Missile deployment: ‘China is now unambiguously militarizing the Spratlys’

Politics & Current Affairs

Yesterday, we noted a Financial Times report that suggested this will be a “testing year” for U.S.-China relations, and that this is already conventional wisdom in Beijing. Some tensions such as the trade imbalances and the Korean nuclear issue are unavoidable. But Beijing also seems to be intentionally testing Washington’s limits in the Trump era — specifically in the South China Sea.

In 2015, President Xi Jinping said at a joint press conference with President Obama, “Relevant construction activities that China is undertaking in the Nansha [Spratly] islands do not target or impact any country and China does not intend to pursue militarization.”  

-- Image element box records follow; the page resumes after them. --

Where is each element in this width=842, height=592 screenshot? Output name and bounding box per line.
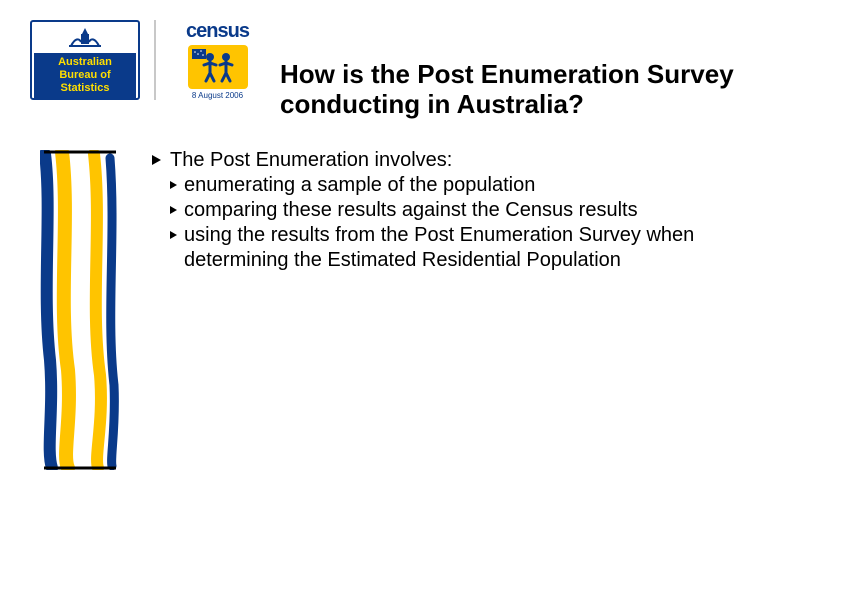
census-logo: census 8 August 2006 [170,20,265,100]
slide-title: How is the Post Enumeration Survey condu… [280,60,760,120]
sub-bullet-1: enumerating a sample of the population [170,173,732,198]
crest-icon [65,26,105,50]
sub-bullet-3-text: using the results from the Post Enumerat… [184,224,694,271]
main-bullet: The Post Enumeration involves: [152,148,732,173]
abs-line3: Statistics [34,82,136,95]
sub-bullet-1-text: enumerating a sample of the population [184,174,535,196]
abs-line2: Bureau of [34,69,136,82]
main-bullet-text: The Post Enumeration involves: [170,149,452,171]
census-icon [188,45,248,89]
slide-content: The Post Enumeration involves: enumerati… [152,148,732,273]
sub-bullet-2-text: comparing these results against the Cens… [184,199,638,221]
header-logos: Australian Bureau of Statistics census 8… [30,20,265,100]
sub-bullet-3: using the results from the Post Enumerat… [170,223,732,273]
abs-line1: Australian [34,56,136,69]
census-word: census [186,20,249,43]
sub-bullet-list: enumerating a sample of the population c… [170,173,732,273]
census-date: 8 August 2006 [192,91,243,100]
abs-logo: Australian Bureau of Statistics [30,20,140,100]
decorative-stripes [40,150,120,470]
logo-divider [154,20,156,100]
abs-logo-label: Australian Bureau of Statistics [34,53,136,99]
sub-bullet-2: comparing these results against the Cens… [170,198,732,223]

Since then, China has installed all kinds of surveillance equipment and weaponry on the islands and reefs it claims. CNBC yesterday reported that in the past 30 days, American intelligence officials have seen the “deployment of anti-ship cruise missiles and surface-to-air missiles on Fiery Cross Reef, Subi Reef and Mischief Reef in the Spratly Islands.” This is merely the latest of many new military installations in the South China Sea.

Here’s how a few experts closely following the South China Sea responded to that news:

  • “China is now unambiguously militarizing the Spratlys,” Lyle Morris, a senior policy analyst at RAND, tweeted.
  • “US has really lost the initiative in South China Sea, and has no real levers to deter further Chinese military deployments,” lamented international law scholar Julian Ku, adding that he supported targeted sanctions to “lay down a marker” of disapproval.
  • “Next will be fighters and establishment of baselines,” predicted Bonnie Glaser, an expert in Asia-Pacific security. Here is an explanation of baselines and freedom of navigation from the Asia Maritime Transparency Initiative, a project connected to the think tank that Glaser is affiliated with.

The Washington Post kicked off 2018 with this report: The South China Sea fell off Trump’s radar last year. He may have to pay attention in 2018. With this latest move in the Spratlys, Xi appears to be betting that Trump’s attention span hasn’t improved.